00:18:32.520 | And the last thing that I want to show is the graphic Python package, which is basically also
00:18:38.920 | encapsulating all of this in construction and retrieval into one package. So, you can build a knowledge
00:18:44.120 | graph, you can implement retrievers, and create the pipelines here. And here's an example of where I
00:18:49.880 | pass in PDFs plus a graph schema, and then basically, it runs the import into Neo4j. And then I can,
00:18:58.360 | in the Python notebook, visualize the data later on. And with that, I leave you with one second.
00:19:05.960 | To take away, which is on graphic.com, you find all of these resources, a lot of the patterns,
00:19:13.400 | and we'd love to have contributions, and love to talk more.
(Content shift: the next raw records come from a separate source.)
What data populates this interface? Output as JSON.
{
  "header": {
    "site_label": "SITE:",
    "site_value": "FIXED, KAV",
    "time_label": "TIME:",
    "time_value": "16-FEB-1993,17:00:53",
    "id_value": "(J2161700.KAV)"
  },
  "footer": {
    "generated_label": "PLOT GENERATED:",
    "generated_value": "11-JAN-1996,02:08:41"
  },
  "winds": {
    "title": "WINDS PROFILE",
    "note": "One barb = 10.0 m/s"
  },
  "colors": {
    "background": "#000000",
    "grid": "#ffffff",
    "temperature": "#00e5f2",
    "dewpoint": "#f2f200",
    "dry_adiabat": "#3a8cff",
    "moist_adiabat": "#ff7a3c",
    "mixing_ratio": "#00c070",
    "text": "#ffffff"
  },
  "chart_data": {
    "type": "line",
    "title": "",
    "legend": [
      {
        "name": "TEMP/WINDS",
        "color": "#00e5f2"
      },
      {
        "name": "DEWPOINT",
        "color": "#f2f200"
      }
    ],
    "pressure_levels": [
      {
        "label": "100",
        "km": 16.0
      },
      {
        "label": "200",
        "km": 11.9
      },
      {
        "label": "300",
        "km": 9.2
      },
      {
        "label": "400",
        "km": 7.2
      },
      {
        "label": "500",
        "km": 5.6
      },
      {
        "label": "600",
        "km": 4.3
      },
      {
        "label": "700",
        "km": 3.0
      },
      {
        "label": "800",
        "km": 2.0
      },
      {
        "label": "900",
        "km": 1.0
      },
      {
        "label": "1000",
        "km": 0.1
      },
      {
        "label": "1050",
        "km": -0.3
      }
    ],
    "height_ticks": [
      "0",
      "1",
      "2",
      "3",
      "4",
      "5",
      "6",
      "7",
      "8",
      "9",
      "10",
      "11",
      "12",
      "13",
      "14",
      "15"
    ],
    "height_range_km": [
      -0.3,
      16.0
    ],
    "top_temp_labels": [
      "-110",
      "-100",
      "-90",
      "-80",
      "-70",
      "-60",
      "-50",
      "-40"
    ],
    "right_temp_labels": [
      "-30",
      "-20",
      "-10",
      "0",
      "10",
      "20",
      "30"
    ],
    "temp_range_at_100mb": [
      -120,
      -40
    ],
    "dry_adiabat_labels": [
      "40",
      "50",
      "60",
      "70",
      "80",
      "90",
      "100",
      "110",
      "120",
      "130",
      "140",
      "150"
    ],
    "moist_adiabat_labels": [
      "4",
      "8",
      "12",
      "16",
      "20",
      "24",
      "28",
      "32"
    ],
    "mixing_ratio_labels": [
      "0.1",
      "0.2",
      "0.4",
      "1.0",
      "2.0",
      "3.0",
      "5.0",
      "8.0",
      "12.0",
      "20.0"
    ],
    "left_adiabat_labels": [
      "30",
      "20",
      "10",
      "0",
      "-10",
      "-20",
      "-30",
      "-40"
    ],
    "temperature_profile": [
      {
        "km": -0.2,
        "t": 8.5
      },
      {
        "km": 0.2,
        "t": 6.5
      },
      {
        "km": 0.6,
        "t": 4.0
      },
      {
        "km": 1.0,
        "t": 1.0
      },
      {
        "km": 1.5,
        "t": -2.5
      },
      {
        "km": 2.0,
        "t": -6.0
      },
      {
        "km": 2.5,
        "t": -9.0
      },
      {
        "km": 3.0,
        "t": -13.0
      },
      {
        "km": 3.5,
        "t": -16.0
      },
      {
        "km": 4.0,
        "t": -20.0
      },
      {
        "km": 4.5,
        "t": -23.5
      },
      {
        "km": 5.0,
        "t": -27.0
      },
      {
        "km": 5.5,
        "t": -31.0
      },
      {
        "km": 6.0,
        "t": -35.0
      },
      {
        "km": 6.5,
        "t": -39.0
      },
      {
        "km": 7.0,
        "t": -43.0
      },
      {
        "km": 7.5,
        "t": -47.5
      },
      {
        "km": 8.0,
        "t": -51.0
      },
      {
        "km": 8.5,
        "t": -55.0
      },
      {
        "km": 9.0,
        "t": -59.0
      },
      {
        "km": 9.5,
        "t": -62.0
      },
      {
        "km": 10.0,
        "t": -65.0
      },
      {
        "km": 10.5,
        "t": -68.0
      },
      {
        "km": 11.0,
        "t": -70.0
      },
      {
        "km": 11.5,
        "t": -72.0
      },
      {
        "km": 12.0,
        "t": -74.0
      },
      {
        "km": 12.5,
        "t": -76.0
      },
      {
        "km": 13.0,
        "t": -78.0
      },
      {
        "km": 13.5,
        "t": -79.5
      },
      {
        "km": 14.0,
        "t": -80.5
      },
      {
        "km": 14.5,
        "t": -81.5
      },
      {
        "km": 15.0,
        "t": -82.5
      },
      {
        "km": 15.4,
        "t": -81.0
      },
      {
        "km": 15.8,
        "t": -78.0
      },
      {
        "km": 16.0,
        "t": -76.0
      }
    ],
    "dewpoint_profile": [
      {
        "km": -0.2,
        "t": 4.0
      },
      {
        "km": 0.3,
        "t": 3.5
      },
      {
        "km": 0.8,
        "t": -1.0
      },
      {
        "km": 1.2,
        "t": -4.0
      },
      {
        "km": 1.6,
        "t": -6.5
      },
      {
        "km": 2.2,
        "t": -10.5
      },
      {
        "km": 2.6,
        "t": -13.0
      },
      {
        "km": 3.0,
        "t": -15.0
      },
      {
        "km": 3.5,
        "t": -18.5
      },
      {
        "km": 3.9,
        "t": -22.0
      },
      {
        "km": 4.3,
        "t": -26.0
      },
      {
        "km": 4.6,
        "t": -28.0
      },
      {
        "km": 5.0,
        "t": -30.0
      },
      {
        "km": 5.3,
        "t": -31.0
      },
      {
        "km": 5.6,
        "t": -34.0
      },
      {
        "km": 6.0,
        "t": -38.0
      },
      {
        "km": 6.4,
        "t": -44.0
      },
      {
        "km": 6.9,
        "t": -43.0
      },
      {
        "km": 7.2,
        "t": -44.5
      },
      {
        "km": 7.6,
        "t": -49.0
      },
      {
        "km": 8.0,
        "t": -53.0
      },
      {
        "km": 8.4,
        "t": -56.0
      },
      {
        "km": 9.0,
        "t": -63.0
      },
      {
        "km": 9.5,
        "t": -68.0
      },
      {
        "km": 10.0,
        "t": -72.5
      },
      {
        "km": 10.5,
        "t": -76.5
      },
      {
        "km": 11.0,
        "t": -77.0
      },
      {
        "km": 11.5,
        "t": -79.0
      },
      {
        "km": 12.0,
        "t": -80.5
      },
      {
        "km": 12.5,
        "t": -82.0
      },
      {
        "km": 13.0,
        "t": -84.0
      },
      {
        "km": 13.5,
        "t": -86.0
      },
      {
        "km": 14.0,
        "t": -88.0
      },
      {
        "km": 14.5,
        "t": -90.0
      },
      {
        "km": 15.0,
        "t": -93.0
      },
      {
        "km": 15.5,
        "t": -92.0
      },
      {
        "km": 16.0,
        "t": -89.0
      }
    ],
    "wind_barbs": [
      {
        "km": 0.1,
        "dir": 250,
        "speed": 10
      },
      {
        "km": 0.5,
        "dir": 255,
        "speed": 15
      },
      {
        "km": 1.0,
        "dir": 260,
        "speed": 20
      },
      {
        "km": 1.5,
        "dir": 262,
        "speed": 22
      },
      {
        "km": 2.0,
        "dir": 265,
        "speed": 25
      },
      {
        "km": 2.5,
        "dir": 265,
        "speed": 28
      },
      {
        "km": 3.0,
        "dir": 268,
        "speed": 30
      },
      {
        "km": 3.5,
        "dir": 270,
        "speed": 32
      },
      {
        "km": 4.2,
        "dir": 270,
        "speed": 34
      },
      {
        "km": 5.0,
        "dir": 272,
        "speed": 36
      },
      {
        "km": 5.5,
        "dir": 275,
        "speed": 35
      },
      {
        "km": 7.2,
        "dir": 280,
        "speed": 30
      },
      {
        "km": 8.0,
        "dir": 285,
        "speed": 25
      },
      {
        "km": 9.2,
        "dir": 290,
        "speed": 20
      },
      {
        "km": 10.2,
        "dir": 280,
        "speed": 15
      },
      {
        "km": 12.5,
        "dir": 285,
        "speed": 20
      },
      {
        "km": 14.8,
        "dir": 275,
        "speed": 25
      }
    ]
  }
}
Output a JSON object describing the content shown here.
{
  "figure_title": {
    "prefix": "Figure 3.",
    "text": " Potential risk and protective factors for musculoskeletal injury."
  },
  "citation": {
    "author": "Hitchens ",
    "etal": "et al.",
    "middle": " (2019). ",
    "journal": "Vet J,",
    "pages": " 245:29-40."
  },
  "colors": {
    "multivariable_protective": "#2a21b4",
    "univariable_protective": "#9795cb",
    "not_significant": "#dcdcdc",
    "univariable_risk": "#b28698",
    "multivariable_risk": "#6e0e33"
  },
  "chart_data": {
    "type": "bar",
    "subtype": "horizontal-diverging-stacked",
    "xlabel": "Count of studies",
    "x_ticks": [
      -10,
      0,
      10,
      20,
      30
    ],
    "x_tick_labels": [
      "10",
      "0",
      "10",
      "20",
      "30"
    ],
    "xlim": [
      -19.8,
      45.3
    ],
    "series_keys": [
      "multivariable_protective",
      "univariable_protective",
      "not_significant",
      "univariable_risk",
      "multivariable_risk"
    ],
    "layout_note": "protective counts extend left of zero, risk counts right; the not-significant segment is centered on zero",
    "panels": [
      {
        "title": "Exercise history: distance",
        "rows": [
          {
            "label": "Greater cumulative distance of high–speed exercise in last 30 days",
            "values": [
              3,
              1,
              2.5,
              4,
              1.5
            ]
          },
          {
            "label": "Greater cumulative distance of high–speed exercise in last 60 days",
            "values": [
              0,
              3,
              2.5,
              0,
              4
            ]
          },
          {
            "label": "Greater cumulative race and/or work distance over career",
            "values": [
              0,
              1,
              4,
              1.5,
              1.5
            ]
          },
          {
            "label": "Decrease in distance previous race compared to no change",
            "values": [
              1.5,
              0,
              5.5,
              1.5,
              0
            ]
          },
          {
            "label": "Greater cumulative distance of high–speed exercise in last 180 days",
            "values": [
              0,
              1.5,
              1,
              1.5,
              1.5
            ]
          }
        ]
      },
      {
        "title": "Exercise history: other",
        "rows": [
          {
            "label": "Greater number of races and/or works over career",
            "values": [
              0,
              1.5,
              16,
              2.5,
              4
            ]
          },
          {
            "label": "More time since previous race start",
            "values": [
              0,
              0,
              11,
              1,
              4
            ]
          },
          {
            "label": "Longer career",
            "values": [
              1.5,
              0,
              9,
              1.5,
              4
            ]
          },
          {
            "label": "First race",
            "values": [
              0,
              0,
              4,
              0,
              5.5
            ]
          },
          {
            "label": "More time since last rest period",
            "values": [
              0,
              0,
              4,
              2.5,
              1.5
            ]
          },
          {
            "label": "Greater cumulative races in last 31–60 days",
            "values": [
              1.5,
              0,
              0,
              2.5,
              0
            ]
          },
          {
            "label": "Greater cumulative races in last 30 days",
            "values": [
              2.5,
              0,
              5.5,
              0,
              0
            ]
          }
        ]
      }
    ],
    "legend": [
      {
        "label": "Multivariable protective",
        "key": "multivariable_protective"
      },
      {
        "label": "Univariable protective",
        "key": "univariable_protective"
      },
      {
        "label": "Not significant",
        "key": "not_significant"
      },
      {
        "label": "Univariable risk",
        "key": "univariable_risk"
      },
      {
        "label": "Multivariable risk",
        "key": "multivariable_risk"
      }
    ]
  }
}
I'm outside at the booth if you have more
00:19:20.440 | questions. Yeah. So, that was great. And I think you're getting it all from the expert with all the
00:19:25.400 | tooling. Actually, Michael's team builds a lot of the tools like Knowledge Graph Builder. Very excited you
00:19:30.440 | all came to the Graph Rag track and hope to chat with you all more. If you have questions for me and
00:19:35.080 | Michael, just meet us in the Neo4j booth across the way. Thank you. Thank you.